Quando falo com amigos que andam de bicicleta, fico impressionado com o reconhecimento instantâneo desse fenômeno por outras mulheres, que são rápidas em compartilhar suas histórias. Às vezes, o abuso é explicitamente sexual, mais frequentemente é simplesmente agressivo e desagradável, ou apenas condescendente. Quase sem exceção, é perpetrada por homens.

Tudo isso resulta em um padrão chocante e deprimente. Fomos chamados de “vaca”, “cadela” e “mulher estúpida”, juramos e gritamos sem ofensas perceptíveis, com o objetivo de acelerar carros e recebemos conselhos não solicitados sobre como andar de bicicleta. Buzinas e comentários sugestivos sobre nossas roupas, especialmente quando inclui Lycra, são comuns.

Um amigo me contou sobre um homem tão ofendido que ela o ultrapassou que ele parou, bloqueando um cruzamento e saiu do carro para gritar de abuso. Outro lembrou o homem que diminuiu a velocidade ao lado dela, abriu as janelas e começou a se masturbar. Uma foi agredida por um pedestre depois que ela protestou com ele por atravessar o sinal vermelho.

Os homens, por outro lado, parecem surpresos com a frequência e agressão com que as ciclistas são alvo. Não é que eles nunca recebam abusos, mas a agressão contra eles é menos comum e de natureza diferente da sofrida pelas mulheres.

É como se as ciclistas estivessem transgredindo uma fronteira invisível de uma maneira que alguns homens acham intolerável.

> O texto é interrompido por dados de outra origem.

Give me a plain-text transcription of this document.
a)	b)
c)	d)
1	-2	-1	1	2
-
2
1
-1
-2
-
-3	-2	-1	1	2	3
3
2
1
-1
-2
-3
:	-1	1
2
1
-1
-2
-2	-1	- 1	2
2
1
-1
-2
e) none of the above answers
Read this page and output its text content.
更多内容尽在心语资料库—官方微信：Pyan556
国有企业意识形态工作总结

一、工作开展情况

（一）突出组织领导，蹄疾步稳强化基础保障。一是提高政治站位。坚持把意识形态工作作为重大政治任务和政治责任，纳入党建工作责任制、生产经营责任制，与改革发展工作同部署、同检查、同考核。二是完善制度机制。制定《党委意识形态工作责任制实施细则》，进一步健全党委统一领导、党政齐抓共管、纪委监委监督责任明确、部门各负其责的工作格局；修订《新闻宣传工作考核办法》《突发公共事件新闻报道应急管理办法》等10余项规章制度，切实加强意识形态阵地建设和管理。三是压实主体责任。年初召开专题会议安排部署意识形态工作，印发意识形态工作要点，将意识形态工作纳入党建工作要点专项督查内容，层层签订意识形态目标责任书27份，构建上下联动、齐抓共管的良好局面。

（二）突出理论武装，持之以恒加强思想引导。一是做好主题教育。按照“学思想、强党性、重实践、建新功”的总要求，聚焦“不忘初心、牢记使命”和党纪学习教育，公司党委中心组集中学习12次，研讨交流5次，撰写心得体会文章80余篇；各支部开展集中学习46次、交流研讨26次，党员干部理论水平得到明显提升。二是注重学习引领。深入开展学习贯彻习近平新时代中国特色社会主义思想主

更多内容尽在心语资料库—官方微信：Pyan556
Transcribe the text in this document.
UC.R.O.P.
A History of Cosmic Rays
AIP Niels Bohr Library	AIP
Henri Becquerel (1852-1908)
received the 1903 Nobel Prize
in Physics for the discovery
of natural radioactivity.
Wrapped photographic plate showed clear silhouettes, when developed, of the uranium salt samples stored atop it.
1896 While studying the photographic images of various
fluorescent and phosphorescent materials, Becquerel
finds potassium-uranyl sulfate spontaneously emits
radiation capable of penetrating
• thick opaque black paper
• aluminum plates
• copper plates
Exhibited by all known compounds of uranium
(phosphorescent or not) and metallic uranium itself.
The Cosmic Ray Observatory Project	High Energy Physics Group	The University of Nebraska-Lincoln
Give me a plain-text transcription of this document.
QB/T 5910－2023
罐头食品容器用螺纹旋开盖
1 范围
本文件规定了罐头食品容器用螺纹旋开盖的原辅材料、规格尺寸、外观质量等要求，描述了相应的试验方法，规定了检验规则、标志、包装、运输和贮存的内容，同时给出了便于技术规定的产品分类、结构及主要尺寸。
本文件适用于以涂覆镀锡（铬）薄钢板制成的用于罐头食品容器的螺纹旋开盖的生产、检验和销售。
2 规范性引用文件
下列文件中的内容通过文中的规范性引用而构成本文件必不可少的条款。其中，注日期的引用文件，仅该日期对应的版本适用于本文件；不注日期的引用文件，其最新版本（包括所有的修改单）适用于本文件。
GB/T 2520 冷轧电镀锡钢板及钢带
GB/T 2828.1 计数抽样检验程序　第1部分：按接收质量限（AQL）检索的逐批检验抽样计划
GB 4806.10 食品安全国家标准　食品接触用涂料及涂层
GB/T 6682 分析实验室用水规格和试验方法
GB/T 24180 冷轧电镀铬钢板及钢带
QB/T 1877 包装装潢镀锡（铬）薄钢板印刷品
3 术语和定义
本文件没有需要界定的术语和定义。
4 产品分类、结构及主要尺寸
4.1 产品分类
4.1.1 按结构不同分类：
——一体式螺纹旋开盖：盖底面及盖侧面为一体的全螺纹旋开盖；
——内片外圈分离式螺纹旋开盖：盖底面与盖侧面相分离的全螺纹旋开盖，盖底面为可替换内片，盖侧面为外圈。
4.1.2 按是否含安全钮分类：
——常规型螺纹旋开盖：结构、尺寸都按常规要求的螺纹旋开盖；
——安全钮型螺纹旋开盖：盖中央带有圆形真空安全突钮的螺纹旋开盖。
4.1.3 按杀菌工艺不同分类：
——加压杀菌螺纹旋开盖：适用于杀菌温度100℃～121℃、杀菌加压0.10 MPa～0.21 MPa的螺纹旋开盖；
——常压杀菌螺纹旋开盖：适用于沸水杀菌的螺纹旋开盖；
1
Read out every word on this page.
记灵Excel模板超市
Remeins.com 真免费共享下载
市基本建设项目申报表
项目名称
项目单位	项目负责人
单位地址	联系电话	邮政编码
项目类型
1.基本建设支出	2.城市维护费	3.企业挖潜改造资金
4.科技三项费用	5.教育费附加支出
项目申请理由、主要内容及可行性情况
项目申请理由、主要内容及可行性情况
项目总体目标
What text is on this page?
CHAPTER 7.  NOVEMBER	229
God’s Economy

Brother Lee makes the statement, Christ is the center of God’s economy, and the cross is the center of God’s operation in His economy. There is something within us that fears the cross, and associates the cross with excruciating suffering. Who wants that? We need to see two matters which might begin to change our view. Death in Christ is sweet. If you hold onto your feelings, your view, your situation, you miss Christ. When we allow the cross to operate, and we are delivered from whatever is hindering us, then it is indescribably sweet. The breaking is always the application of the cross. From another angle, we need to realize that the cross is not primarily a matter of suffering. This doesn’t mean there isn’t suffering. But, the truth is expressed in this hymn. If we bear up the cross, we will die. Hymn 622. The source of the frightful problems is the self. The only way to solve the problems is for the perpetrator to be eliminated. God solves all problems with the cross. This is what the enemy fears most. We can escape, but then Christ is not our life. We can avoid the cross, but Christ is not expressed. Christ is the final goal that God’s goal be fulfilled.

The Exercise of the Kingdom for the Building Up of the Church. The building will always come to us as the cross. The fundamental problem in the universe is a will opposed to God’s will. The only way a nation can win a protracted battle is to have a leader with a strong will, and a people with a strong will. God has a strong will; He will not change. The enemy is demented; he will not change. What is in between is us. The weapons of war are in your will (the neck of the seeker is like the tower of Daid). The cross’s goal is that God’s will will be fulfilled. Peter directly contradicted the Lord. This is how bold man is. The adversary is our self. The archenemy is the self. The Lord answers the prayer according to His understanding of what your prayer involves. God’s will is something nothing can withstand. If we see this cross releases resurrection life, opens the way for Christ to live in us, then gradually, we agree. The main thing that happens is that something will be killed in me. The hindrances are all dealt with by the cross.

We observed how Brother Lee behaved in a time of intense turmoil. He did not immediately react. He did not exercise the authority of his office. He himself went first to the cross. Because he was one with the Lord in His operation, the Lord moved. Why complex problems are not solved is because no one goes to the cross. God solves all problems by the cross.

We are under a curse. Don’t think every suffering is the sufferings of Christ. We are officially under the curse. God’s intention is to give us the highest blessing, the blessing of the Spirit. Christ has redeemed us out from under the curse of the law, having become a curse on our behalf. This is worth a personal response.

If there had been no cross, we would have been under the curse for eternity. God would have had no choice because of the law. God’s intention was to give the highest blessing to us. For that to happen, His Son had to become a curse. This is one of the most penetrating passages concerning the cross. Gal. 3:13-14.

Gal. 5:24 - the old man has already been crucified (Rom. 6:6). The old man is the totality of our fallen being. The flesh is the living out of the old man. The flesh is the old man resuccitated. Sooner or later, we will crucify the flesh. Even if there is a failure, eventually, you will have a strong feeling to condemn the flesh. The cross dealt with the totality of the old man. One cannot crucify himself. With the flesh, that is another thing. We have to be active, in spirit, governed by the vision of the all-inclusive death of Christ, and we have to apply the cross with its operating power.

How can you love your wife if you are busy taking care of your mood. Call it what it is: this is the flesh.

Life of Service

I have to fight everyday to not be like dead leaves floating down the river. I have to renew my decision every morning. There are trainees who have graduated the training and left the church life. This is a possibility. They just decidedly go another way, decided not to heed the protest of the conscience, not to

Minha evidência anedótica é apoiada por um relatório de 2015 que descobriu que as mulheres ciclistas eram duas vezes mais propensas a serem abusadas ou assediadas nas estradas do que os homens. Segundo uma pesquisa recente da Universidade de Minnesota, os motoristas também têm uma probabilidade significativamente maior de passar perigosamente perto das mulheres do que dos homens. Isso faz com que as mulheres se sintam menos seguras e, consequentemente, menos propensas a andar de bicicleta, ajustando-se a um longo padrão de mulheres sendo levadas – literalmente, neste caso – para fora do espaço público sempre que reivindicam alguma reivindicação.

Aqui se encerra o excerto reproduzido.